Birds Use Scare Tactics to Woo Mates


A male (left) and female (right) splendid fairy-wren in Australia. Photo by Mitchell Walters

 
The trick is as old as the movies: Take your date to a horror flick, then wait until she gets a fright and she’ll snuggle in close. This “scary movie effect” may also be a strategy some birds use to get lucky, researchers report in the journal Behavioral Ecology.

Splendid fairy-wrens form lifelong pairs, but they’re hugely promiscuous. They mate almost exclusively outside their partnerships.

While studying their complex behavior in Australia, researchers noticed that males don’t fly off when a predator or threat appears. Instead, they immediately sing a distinct call, the “Type II song.” Despite its drab moniker, the song seems to turn nearby females’ heads.

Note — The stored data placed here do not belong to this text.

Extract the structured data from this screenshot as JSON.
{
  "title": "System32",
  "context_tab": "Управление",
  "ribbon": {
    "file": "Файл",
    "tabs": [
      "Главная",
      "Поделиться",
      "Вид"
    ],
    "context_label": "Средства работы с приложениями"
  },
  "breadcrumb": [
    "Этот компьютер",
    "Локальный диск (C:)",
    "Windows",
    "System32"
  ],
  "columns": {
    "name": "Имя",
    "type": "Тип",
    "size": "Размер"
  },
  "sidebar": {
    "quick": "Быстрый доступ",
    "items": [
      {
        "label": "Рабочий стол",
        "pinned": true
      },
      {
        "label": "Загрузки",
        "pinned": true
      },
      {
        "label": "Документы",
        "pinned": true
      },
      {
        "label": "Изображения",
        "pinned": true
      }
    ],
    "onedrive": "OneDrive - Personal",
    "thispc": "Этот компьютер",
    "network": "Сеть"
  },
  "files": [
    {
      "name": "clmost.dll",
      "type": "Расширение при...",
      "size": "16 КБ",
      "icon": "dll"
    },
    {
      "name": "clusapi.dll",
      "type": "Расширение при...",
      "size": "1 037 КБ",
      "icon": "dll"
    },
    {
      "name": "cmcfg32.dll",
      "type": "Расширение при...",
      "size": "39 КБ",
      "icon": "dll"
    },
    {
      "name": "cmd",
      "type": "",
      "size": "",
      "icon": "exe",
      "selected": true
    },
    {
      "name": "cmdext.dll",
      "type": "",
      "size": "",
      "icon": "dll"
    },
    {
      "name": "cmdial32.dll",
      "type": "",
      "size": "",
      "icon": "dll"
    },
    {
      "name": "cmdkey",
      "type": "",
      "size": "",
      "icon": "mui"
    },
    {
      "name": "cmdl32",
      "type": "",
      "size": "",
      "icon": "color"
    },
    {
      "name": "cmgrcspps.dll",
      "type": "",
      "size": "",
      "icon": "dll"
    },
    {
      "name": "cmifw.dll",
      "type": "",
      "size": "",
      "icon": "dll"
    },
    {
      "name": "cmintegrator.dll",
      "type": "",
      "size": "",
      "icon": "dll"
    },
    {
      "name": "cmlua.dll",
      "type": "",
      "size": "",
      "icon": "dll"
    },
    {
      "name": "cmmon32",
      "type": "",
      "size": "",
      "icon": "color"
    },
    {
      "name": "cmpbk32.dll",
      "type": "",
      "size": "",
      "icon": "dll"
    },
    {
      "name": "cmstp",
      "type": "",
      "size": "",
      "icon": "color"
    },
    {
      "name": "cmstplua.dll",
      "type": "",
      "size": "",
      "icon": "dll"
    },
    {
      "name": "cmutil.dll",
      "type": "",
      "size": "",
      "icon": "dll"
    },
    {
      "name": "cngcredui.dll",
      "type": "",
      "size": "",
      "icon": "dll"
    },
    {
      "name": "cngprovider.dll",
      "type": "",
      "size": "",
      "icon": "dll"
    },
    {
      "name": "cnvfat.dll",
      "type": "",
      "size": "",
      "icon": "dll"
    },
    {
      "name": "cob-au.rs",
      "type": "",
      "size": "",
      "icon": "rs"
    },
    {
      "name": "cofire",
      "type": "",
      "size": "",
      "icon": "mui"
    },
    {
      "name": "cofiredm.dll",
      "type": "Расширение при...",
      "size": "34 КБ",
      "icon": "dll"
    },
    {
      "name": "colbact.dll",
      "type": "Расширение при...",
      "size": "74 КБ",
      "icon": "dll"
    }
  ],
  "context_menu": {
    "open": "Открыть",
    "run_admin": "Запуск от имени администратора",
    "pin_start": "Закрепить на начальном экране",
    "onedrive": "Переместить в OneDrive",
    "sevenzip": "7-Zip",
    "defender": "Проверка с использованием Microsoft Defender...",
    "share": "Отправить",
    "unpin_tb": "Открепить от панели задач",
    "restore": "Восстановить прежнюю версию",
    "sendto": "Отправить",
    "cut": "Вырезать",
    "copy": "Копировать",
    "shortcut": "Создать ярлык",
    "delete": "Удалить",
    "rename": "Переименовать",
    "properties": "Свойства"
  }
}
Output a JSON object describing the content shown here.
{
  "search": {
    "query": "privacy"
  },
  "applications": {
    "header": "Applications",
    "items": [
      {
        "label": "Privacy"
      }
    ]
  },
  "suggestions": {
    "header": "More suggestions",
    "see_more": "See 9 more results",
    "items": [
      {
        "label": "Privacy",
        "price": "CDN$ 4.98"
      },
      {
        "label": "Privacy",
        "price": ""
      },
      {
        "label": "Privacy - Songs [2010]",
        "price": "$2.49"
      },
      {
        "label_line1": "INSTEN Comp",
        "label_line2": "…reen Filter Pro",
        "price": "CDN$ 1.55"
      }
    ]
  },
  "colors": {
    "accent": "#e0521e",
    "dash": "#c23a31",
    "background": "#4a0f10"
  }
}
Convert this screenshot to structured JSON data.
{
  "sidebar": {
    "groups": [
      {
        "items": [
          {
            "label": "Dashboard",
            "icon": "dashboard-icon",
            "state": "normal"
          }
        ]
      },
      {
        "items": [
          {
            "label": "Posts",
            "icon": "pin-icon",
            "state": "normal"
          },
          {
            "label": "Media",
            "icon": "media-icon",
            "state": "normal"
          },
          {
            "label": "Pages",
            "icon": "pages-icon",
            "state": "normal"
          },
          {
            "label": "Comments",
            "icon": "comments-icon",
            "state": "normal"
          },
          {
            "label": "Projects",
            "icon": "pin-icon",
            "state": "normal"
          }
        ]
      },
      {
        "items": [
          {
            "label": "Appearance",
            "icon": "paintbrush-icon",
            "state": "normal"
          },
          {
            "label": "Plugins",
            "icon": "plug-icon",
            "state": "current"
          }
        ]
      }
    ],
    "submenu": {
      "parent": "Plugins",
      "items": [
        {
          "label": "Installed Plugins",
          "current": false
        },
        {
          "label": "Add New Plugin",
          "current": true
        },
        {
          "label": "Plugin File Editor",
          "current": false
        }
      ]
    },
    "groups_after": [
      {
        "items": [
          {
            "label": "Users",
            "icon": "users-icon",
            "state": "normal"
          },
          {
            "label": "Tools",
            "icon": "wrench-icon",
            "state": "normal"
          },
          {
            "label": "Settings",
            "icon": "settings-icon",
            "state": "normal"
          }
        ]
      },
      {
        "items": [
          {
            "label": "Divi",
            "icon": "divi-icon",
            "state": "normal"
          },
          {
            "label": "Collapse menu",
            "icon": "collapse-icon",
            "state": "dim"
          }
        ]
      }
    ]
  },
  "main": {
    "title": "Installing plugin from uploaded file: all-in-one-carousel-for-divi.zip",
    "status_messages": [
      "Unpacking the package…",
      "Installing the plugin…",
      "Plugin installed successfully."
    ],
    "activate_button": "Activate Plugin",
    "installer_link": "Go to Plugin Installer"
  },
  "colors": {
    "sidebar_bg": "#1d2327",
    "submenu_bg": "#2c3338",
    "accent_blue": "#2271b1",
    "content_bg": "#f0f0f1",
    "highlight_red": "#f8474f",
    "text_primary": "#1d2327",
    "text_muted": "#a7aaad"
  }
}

To test the response, Stephen Pruett-Jones, a University of Chicago ecologist, and Emma Greig, now a postdoctoral researcher at Cornell University, played three songs in various combinations at the Brookfield Conservation Park in South Australia: a predator’s song (the butcherbird); fairy-wren territory calls; and Type II song.

Females strongest response was to the butcherbird-Type II combo. They looked in the direction of the call and sang in response.

“It seems that male fairy-wrens may be singing when they know they will have an attentive audience, and, based on the response of females, this strategy may actually work,” says Greig. “The most exciting possibility is that Type II songs have a sexual function, and that females are more easily stimulated by, or receptive to, displays after being alerted by a predator, such that the male’s song is especially attractive.”

Greig and Pruett-Jones looked for other explanations. Perhaps males were signaling their physical—and reproductive—fitness by intentionally putting themselves in danger. But they found no difference in males that sang Type II songs after the predator call.

Now, Craig is back in Australia, investigating whether other avian species employ the scary movie effect as a mating strategy. (Click here for “The Original Oz”, features editor Rene Ebersole’s story about birding in Australia’s Northern Territory.)

I’ll be interested to see what she finds out. In the meantime, I've got some anecdotal evidence that points to the scary movie effect working for both sexes when it comes to humans. While viewing “The Others,” starring Nicole Kidman, at a theater several years ago, my date was startled so badly that he half jumped into my lap.